Monday, 29 August 2016

Property Is Better Than a Pension

Property Is Better Than a Pension

Property is a better investment for retirement than a pension, according to the Bank of England’s chief economist, Andy Haldane.

Haldane owns two homes – one in Surrey and a holiday home on the Kent coast. His basic salary at the Bank is £182,000 and he is in line for a pension of more than £80,000 a year when he retires.

He said: “It ought to be a pension but it’s almost certainly property.

“As long as we continue not to build anything like as many houses in this country as we need to meet demand, we will see what we’ve had for the better part of a generation – house prices relentlessly heading north.”

Mr Haldane caused controversy in May when he said he could not make “the remotest sense of pensions”.

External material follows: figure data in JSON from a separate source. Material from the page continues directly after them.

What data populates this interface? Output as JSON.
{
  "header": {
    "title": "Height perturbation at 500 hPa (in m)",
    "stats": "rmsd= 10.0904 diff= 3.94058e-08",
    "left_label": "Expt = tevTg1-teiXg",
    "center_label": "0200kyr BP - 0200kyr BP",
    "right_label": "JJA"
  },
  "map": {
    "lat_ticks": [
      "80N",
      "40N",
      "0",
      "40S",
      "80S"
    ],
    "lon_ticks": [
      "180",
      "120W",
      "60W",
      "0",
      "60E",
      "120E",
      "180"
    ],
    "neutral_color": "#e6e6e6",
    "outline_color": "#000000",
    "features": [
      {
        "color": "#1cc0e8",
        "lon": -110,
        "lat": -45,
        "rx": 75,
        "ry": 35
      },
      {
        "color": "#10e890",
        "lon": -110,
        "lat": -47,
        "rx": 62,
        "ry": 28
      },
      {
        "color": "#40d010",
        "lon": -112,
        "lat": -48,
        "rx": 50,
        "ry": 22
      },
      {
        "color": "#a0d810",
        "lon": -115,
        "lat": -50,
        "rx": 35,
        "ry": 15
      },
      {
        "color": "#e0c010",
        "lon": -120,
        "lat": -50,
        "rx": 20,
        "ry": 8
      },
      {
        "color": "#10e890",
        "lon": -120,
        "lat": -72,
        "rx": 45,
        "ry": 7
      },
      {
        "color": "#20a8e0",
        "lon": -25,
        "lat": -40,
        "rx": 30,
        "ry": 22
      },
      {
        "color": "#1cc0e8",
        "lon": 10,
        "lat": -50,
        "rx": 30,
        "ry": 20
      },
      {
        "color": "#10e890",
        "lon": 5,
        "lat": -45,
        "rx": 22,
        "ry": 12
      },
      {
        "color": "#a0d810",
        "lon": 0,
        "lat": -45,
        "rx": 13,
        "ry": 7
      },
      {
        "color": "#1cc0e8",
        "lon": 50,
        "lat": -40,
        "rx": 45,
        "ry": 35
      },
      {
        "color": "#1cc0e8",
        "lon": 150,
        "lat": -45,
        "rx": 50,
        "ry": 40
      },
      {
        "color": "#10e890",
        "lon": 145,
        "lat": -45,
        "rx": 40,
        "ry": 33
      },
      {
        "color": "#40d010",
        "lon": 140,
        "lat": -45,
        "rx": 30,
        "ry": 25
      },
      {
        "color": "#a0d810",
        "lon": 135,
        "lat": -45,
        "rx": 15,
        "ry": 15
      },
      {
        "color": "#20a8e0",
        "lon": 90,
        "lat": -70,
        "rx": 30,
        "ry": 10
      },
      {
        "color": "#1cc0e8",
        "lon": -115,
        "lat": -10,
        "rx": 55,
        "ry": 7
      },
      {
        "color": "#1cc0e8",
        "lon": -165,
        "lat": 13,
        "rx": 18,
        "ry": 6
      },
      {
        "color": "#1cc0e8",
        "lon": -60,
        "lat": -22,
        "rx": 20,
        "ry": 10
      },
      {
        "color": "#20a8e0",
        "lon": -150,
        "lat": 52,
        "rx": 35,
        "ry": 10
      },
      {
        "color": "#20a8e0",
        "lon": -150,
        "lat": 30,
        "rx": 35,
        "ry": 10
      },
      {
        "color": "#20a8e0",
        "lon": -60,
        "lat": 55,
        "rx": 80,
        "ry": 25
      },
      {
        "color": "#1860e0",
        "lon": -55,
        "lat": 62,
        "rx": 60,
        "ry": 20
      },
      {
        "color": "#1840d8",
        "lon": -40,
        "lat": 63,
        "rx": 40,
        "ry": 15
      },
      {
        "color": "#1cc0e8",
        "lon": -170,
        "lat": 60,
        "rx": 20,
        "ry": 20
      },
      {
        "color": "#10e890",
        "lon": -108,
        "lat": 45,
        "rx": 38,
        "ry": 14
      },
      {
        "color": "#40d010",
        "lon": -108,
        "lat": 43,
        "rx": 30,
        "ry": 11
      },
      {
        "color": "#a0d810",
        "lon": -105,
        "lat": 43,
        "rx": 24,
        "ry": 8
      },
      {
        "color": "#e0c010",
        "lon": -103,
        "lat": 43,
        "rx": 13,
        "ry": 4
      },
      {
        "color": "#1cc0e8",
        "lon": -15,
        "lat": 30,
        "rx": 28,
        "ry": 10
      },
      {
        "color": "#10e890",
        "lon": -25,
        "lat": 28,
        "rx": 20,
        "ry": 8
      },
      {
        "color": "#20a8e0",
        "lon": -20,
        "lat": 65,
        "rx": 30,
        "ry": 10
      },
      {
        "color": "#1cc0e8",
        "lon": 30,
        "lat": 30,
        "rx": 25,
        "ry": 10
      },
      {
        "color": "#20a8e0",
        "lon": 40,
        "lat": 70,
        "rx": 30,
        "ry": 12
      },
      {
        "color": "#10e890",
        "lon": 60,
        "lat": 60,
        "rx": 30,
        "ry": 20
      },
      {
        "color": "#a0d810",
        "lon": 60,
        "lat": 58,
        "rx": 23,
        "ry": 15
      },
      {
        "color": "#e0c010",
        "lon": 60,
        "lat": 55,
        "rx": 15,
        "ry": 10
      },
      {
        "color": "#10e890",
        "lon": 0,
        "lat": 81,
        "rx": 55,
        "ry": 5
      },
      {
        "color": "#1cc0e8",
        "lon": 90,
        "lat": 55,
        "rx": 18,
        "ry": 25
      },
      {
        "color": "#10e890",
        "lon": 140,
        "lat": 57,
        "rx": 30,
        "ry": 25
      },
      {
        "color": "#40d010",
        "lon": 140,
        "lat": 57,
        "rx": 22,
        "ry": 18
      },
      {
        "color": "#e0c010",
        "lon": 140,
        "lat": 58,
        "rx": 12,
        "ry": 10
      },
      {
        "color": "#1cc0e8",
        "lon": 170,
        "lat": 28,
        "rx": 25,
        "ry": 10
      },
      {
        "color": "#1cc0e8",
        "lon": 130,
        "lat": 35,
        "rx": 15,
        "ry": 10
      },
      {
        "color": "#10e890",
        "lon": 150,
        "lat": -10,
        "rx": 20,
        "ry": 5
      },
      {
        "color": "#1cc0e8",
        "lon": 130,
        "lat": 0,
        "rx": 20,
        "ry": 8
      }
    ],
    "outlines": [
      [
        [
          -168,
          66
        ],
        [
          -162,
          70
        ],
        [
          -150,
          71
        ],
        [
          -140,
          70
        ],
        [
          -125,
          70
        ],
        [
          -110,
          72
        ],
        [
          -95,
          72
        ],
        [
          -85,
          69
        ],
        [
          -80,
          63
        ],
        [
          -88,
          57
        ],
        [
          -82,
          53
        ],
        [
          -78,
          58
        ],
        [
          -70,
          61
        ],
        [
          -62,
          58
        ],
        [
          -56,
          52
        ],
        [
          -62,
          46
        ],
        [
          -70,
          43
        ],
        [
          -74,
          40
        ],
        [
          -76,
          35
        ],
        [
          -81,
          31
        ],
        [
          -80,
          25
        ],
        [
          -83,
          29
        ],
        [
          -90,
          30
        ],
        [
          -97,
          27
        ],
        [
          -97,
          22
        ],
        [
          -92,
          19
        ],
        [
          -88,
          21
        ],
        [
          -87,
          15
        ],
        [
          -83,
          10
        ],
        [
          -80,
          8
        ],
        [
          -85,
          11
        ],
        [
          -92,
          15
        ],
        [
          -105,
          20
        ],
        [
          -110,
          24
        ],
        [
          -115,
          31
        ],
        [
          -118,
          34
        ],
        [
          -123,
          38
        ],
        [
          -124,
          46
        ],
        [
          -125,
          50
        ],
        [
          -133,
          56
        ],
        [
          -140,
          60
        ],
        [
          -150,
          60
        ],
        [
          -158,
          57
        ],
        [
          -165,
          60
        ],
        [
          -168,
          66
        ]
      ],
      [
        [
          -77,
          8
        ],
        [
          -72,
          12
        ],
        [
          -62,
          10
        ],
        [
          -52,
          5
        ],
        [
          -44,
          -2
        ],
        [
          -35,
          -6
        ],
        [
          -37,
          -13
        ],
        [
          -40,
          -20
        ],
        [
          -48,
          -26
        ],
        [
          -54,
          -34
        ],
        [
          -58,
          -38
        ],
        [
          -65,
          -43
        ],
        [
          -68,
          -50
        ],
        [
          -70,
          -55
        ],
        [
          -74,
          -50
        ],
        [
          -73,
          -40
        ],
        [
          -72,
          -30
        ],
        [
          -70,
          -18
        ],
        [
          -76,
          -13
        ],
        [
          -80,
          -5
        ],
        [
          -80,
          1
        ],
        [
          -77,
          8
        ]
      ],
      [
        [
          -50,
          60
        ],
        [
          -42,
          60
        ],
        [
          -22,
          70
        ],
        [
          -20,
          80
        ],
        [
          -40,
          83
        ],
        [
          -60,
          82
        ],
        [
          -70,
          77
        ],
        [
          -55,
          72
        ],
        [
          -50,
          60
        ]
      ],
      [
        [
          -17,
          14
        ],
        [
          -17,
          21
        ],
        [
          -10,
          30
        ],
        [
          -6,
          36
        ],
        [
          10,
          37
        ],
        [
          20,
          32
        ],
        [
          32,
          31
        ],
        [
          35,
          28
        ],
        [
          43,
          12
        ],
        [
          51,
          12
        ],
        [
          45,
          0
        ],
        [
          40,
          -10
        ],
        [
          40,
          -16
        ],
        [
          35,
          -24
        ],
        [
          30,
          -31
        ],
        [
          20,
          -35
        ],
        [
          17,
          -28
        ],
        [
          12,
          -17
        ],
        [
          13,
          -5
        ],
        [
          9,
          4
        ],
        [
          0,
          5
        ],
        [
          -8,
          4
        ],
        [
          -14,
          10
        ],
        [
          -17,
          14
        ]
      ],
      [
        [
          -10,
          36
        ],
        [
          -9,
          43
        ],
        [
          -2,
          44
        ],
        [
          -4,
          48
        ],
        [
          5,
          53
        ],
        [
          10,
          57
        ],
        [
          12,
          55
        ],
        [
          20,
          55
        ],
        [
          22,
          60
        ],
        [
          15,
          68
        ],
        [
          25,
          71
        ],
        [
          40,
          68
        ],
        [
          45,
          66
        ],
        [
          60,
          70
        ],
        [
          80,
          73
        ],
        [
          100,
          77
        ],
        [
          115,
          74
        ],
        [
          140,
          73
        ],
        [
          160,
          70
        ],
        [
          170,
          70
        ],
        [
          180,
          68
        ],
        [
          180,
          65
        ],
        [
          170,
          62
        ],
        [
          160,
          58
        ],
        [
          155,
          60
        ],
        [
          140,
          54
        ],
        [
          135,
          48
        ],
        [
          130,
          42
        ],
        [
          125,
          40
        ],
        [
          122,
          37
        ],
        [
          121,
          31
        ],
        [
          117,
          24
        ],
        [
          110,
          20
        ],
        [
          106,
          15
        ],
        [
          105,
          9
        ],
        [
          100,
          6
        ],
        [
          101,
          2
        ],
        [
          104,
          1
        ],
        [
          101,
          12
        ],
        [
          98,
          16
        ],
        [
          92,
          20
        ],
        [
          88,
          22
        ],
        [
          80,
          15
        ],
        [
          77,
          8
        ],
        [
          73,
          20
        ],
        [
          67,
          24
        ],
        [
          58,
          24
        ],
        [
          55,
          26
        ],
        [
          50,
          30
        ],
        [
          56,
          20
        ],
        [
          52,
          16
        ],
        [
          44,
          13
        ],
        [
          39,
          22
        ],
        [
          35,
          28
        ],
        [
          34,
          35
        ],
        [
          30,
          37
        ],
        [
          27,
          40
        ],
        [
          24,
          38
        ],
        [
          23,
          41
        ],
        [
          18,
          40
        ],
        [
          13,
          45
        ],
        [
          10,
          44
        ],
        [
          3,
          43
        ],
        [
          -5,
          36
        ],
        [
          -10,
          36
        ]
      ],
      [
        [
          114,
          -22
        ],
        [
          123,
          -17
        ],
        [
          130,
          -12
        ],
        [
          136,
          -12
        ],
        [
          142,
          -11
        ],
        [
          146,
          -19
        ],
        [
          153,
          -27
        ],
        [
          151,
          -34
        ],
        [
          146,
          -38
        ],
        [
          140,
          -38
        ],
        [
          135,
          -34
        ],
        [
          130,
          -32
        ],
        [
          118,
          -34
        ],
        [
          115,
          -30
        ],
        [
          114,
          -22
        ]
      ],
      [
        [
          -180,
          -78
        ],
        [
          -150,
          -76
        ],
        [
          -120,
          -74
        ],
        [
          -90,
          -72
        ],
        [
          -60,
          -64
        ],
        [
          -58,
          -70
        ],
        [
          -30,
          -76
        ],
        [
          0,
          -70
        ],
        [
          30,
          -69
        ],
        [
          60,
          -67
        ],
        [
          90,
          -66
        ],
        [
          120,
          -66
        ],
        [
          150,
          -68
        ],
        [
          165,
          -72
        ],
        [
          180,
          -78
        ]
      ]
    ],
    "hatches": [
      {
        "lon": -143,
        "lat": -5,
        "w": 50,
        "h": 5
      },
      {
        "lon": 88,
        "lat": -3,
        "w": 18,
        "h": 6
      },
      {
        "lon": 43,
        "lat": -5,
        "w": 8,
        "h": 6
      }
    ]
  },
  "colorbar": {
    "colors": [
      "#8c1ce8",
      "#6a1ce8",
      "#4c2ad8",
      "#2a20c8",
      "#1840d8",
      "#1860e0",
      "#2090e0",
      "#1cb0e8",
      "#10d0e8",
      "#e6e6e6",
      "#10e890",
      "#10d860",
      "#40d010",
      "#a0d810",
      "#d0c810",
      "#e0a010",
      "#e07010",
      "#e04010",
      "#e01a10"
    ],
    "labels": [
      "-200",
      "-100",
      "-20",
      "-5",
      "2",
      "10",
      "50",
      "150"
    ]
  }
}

Yet with a basic salary last year of just over £182,000 he is in line for a pension of nearly £84,000 a year.

To buy such a pension in the private sector would require a savings pot of about £3.5million, experts calculate.

His comments have sparked criticism from former pensions minister Baroness Altmann, who hit back insisting: “For him, pensions aren’t complicated at all – the taxpayer takes care of the whole thing.

“The Bank of England pays more than 50 per cent of each worker’s salary into a generous final scheme – he doesn’t have to think about a thing.

“The irony is that Bank of England policies have done so much to damage ordinary people’s pensions. Ultralow interest rates have destroyed savings incentives and undermined defined benefit pensions.”

Regarding property investment, she said: “No one should put all their eggs in one basket, especially one that’s in a bubble as a result of policy pursued by the Bank of England.”

Neil Duncan-Jordan, of the Pensioners Convention, added: “Andy Haldane is living in a rather glorified bubble.

"Most people can’t afford to buy one property so they can’t use property as an investment.”

Mr Haldane was listed among the world’s “100 most influential people” in 2014.

He became the Bank’s chief economist two years ago and sits on its monetary policy committee which sets interest rates.